In [1]:
from google.colab import drive
drive.mount('/content/gdrive')
%cd gdrive/MyDrive/EE698V/

Mounted at /content/gdrive
/content/gdrive/MyDrive/EE698V


In [2]:
sampling_rate = 44100
row_len = 513 # Number of columns: 1 + n_fft/2
col_len = 401 # Number of rows: 1 + (sampling_rate*audio_duration)/(0.01*sampling_rate); 0.01*sampling_rate = hop 
# audio_length = sampling_rate*audio_duration
# audio_duration = 4 seconds

In [3]:
import numpy as np
import pandas as pd

import librosa
from keras.utils.np_utils import to_categorical

In [4]:
def wav2feat(wavfile, Fs = sampling_rate):
    x, _ = librosa.core.load(wavfile, sr = Fs, mono = True)
    hop = int(0.01*Fs) # 10ms
    win = int(0.02*Fs) # 20ms
    X = librosa.stft(x, n_fft = 1024, hop_length = hop, win_length = win, window = 'hann', center = True, pad_mode = "reflect")
    X = np.abs(X)

    if X.shape[0] > row_len:
        max_offset = X.shape[0] - row_len
        offset = np.random.randint(max_offset)
        X = X[offset : (row_len + offset), :]
    else:
        if X.shape[0] < row_len:
            max_offset = row_len - X.shape[0]
            offset = np.random.randint(max_offset)
        else:
            offset = 0
        X = np.pad(X, ((offset, row_len - X.shape[0] - offset), (0, 0)), "constant")

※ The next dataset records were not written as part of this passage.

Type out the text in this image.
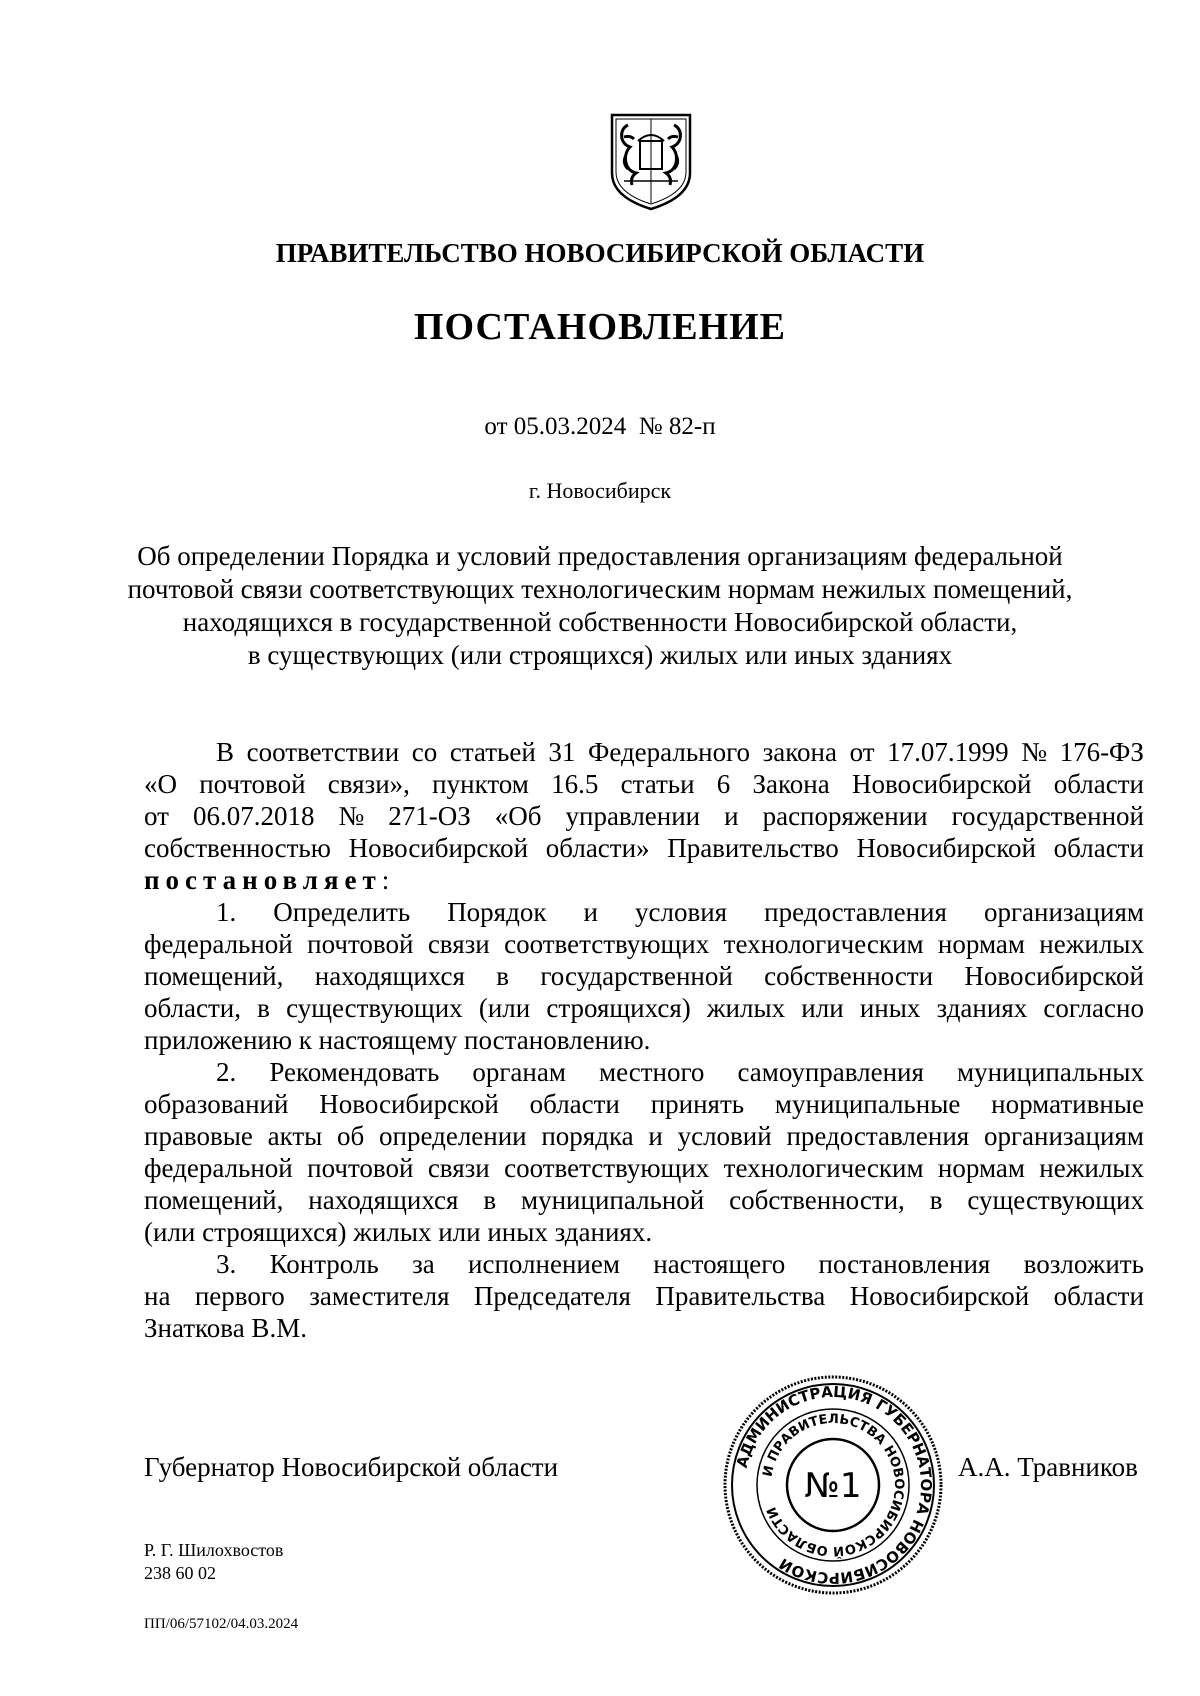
ПРАВИТЕЛЬСТВО НОВОСИБИРСКОЙ ОБЛАСТИ
ПОСТАНОВЛЕНИЕ
от 05.03.2024  № 82-п
г. Новосибирск
Об определении Порядка и условий предоставления организациям федеральной
почтовой связи соответствующих технологическим нормам нежилых помещений,
находящихся в государственной собственности Новосибирской области,
в существующих (или строящихся) жилых или иных зданиях
В соответствии со статьей 31 Федерального закона от 17.07.1999 № 176-ФЗ
«О почтовой связи», пунктом 16.5 статьи 6 Закона Новосибирской области
от 06.07.2018 № 271-ОЗ «Об управлении и распоряжении государственной
собственностью Новосибирской области» Правительство Новосибирской области
постановляет :
1. Определить Порядок и условия предоставления организациям
федеральной почтовой связи соответствующих технологическим нормам нежилых
помещений, находящихся в государственной собственности Новосибирской
области, в существующих (или строящихся) жилых или иных зданиях согласно
приложению к настоящему постановлению.
2. Рекомендовать органам местного самоуправления муниципальных
образований Новосибирской области принять муниципальные нормативные
правовые акты об определении порядка и условий предоставления организациям
федеральной почтовой связи соответствующих технологическим нормам нежилых
помещений, находящихся в муниципальной собственности, в существующих
(или строящихся) жилых или иных зданиях.
3. Контроль за исполнением настоящего постановления возложить
на первого заместителя Председателя Правительства Новосибирской области
Знаткова В.М.
Губернатор Новосибирской области	А.А. Травников
АДМИНИСТРАЦИЯ ГУБЕРНАТОРА НОВОСИБИРСКОЙ
И ПРАВИТЕЛЬСТВА НОВОСИБИРСКОЙ ОБЛАСТИ
№1
Р. Г. Шилохвостов
238 60 02
ПП/06/57102/04.03.2024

    if X.shape[1] > col_len:
        max_offset = X.shape[1] - col_len
        offset = np.random.randint(max_offset)
        X = X[:, offset : (col_len + offset)]
    else:
        if X.shape[1] < col_len:
            max_offset = col_len - X.shape[1]
            offset = np.random.randint(max_offset)
        else:
            offset = 0
        X = np.pad(X, ((0, 0), (offset, col_len - X.shape[1] - offset)), "constant")

    return X

def prepare_data(df, data_dir):
    print("Number of training samples processed: ")
    X = np.empty(shape = (df.shape[0], row_len, col_len, 1))
    for i, fname in enumerate(df["slice_file_name"]):
        fpath = data_dir + "/" + fname
        STFT = wav2feat(fpath)
        STFT = np.expand_dims(STFT, axis = -1)
        X[i, ] = STFT

        if(i != 0 and i%200 == 0):
            print(i, end = ".. ")
    print(df.shape[0], end = ".. ")
    print("Done!")
        
    Y = to_categorical(train["label_idx"], num_classes = n_classes)
    np.save("train_data/input_data", X)
    np.save("train_data/input_target", Y)
    return X, Y

In [5]:
train = pd.read_csv("labels_train.csv")

LABELS = list(train['class'].unique())
label_idx = {label: i for i, label in enumerate(LABELS)}
train["label_idx"] = train["class"].apply(lambda x : label_idx[x])

n_classes = len(train["class"].unique())

In [6]:
X_train, Y_train = prepare_data(train, "train_data")

Number of training samples processed: 
200.. 400.. 600.. 800.. 1000.. 1200.. 1400.. 1600.. 1761.. Done!